No había duda. Se trataba de una estrella de cinco puntas invertida, la misma que tantas veces había visto asociada en películas y libros a la magia negra y al Diablo. Se estremeció. ¿Qué hacía aquel «sello» en un templo como aquél, tan visible? ¿Tendría razón monsieur Charpentier y, sin quererlo, estaría ahora implicado en una lucha de ángeles y demonios?

Tratando de no perder la serenidad -con aquellas cosas, ciertamente era muy fácil-, Monnerie deambuló por las naves laterales del templo en busca de su «objetivo». Se detuvo ante la capilla de San Nicasio, justo detrás del altar mayor, donde admiró unas magníficas vidrieras en las que podía distinguirse un coro de reyes tañendo sus arpas.

– La música -explicaba en ese momento un guía a su reducido grupo de turistas jubilados- era muy importante en la época de esplendor de las catedrales. Los templos se edificaban siguiendo la misma proporción matemática que Pitágoras aplicó a las cuerdas de los instrumentos musicales para que sonaran armónicamente. Ese saber, Pitágoras lo trajo de Egipto.

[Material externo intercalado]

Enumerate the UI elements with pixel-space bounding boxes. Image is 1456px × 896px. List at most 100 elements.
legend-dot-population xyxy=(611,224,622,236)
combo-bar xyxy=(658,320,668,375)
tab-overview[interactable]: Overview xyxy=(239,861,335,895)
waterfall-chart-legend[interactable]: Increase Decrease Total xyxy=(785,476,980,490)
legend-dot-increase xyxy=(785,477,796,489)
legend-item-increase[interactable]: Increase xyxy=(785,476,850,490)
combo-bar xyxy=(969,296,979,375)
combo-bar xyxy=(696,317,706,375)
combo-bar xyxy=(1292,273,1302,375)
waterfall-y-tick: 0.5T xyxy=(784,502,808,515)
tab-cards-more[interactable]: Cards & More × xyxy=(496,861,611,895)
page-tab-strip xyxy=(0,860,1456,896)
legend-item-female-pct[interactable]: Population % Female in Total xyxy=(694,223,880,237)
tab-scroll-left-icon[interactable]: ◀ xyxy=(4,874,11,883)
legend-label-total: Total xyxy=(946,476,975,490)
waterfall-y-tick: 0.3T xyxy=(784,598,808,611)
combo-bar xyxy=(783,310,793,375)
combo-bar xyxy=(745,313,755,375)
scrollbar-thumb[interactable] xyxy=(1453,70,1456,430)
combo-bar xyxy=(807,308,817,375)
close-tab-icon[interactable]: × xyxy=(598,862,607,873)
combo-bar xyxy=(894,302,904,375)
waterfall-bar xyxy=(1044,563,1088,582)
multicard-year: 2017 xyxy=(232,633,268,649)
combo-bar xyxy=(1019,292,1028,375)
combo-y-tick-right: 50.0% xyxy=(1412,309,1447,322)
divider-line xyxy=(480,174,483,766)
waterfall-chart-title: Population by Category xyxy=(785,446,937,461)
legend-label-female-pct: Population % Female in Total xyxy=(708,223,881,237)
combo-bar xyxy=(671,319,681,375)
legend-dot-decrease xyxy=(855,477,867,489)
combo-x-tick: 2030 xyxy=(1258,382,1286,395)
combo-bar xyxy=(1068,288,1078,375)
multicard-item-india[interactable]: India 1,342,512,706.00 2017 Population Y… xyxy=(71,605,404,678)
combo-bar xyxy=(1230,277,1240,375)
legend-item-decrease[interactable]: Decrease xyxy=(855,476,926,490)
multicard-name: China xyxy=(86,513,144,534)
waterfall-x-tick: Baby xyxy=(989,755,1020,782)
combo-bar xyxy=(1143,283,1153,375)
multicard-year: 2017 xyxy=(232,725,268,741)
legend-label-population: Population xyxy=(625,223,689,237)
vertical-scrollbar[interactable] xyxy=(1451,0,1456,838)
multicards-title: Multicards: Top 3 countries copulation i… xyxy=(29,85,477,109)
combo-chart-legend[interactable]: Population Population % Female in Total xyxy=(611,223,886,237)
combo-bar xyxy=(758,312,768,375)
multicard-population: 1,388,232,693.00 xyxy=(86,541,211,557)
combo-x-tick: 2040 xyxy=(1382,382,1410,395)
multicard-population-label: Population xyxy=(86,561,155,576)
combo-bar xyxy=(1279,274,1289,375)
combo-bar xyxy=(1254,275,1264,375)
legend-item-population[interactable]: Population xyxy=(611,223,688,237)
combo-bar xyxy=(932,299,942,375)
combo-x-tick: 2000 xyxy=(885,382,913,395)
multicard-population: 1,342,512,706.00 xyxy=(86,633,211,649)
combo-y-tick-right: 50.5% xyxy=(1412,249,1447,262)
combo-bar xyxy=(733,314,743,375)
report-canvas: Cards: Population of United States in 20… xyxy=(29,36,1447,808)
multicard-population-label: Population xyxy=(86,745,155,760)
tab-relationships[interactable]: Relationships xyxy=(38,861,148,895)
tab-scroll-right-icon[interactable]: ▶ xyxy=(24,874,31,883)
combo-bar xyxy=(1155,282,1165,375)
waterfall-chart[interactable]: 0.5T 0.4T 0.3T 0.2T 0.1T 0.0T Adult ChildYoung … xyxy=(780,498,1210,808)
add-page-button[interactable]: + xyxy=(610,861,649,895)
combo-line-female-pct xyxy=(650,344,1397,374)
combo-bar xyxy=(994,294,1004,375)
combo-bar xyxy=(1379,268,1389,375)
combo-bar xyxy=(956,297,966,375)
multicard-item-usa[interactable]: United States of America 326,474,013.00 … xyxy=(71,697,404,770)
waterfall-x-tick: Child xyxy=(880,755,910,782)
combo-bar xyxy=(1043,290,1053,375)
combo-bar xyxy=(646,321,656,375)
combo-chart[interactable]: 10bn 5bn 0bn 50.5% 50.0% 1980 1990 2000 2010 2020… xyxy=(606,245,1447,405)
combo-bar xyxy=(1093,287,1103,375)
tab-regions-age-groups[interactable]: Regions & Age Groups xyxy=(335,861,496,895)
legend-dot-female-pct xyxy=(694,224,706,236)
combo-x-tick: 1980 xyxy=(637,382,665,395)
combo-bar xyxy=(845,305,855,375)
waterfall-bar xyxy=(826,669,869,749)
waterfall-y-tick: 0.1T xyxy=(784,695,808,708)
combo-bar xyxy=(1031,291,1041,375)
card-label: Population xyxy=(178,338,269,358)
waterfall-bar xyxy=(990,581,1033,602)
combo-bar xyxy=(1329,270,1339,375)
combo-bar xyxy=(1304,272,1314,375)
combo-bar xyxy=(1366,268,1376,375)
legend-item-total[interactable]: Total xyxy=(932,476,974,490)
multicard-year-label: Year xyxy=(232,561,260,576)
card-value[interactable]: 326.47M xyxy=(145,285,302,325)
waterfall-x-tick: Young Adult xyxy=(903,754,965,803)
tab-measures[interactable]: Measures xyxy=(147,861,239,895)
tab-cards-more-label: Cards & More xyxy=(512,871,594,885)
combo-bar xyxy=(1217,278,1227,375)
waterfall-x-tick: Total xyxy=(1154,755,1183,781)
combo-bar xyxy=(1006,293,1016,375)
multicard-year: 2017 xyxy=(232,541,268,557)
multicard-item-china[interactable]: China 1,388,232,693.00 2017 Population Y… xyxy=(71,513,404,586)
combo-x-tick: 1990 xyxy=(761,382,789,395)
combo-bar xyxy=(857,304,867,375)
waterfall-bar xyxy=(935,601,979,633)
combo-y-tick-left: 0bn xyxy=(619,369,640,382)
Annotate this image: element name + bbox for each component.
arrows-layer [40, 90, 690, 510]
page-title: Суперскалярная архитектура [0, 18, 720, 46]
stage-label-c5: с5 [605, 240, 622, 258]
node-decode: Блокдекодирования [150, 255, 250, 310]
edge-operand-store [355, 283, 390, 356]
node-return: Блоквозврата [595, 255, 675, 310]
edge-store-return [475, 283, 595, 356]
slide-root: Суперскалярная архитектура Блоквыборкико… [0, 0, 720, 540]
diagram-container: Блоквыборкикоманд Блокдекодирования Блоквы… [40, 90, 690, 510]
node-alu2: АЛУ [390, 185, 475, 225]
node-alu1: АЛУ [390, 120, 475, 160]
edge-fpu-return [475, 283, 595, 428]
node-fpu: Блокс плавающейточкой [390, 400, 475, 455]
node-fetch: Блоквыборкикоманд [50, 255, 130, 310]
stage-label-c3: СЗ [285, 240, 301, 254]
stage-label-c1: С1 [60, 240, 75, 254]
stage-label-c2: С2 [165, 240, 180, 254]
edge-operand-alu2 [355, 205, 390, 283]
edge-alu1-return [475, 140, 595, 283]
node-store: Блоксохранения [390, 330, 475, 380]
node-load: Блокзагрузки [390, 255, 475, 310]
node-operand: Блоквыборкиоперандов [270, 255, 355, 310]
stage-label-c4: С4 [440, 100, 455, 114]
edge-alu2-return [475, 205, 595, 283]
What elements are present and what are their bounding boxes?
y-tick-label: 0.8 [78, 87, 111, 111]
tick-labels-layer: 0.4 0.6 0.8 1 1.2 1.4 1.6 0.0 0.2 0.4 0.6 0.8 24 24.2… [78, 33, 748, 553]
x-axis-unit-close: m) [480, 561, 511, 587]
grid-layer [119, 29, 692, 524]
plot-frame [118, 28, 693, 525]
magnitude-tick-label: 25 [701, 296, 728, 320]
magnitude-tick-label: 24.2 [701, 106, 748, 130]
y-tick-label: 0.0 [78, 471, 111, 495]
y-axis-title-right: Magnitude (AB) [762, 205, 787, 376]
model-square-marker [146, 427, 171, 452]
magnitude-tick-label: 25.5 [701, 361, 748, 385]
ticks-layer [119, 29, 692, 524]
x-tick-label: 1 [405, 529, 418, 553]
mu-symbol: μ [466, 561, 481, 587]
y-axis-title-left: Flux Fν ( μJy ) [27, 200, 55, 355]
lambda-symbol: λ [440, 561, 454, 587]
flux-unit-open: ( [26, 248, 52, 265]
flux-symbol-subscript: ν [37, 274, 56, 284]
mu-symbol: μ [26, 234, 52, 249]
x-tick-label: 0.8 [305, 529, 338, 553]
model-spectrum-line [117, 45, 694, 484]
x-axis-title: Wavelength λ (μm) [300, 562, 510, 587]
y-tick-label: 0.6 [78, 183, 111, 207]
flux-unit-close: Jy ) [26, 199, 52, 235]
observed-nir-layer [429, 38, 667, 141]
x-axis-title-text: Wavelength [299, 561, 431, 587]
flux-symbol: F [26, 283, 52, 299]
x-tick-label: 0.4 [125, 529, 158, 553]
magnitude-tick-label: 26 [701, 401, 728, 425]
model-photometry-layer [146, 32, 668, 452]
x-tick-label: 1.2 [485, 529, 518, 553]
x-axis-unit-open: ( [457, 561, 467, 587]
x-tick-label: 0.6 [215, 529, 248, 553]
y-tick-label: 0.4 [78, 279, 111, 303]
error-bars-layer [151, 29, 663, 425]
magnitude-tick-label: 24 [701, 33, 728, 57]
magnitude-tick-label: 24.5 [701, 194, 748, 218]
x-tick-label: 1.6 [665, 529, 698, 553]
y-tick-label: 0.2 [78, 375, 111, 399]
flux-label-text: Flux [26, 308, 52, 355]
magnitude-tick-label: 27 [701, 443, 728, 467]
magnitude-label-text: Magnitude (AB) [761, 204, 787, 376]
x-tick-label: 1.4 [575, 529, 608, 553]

«Egipto.» Meteor man se repitió mentalmente aquel nombre, mientras se alejaba del grupo rumbo a otra capilla, la de San Agustín de Cantorberry. Un cartel indicaba que su absidiolo había sido modificado por Napoleón III, pero que sus vidrieras eran originales. Del siglo XIII.

Realmente eran brillantes. Cuadros con pequeñas escenas representaban personajes sumidos en actividades frenéticas. Una de ellas, la más nítida del conjunto, mostraba a dos individuos con mantos blancos transportando un cajón gracias a dos varas que atravesaban longitudinalmente sus costados. Más arriba, otras cuatro «viñetas» daban a entender que aquel cajón había llegado por mar y que los hombres de los mantos blancos se habían hecho cargo de él para llevarlo… ¿adónde?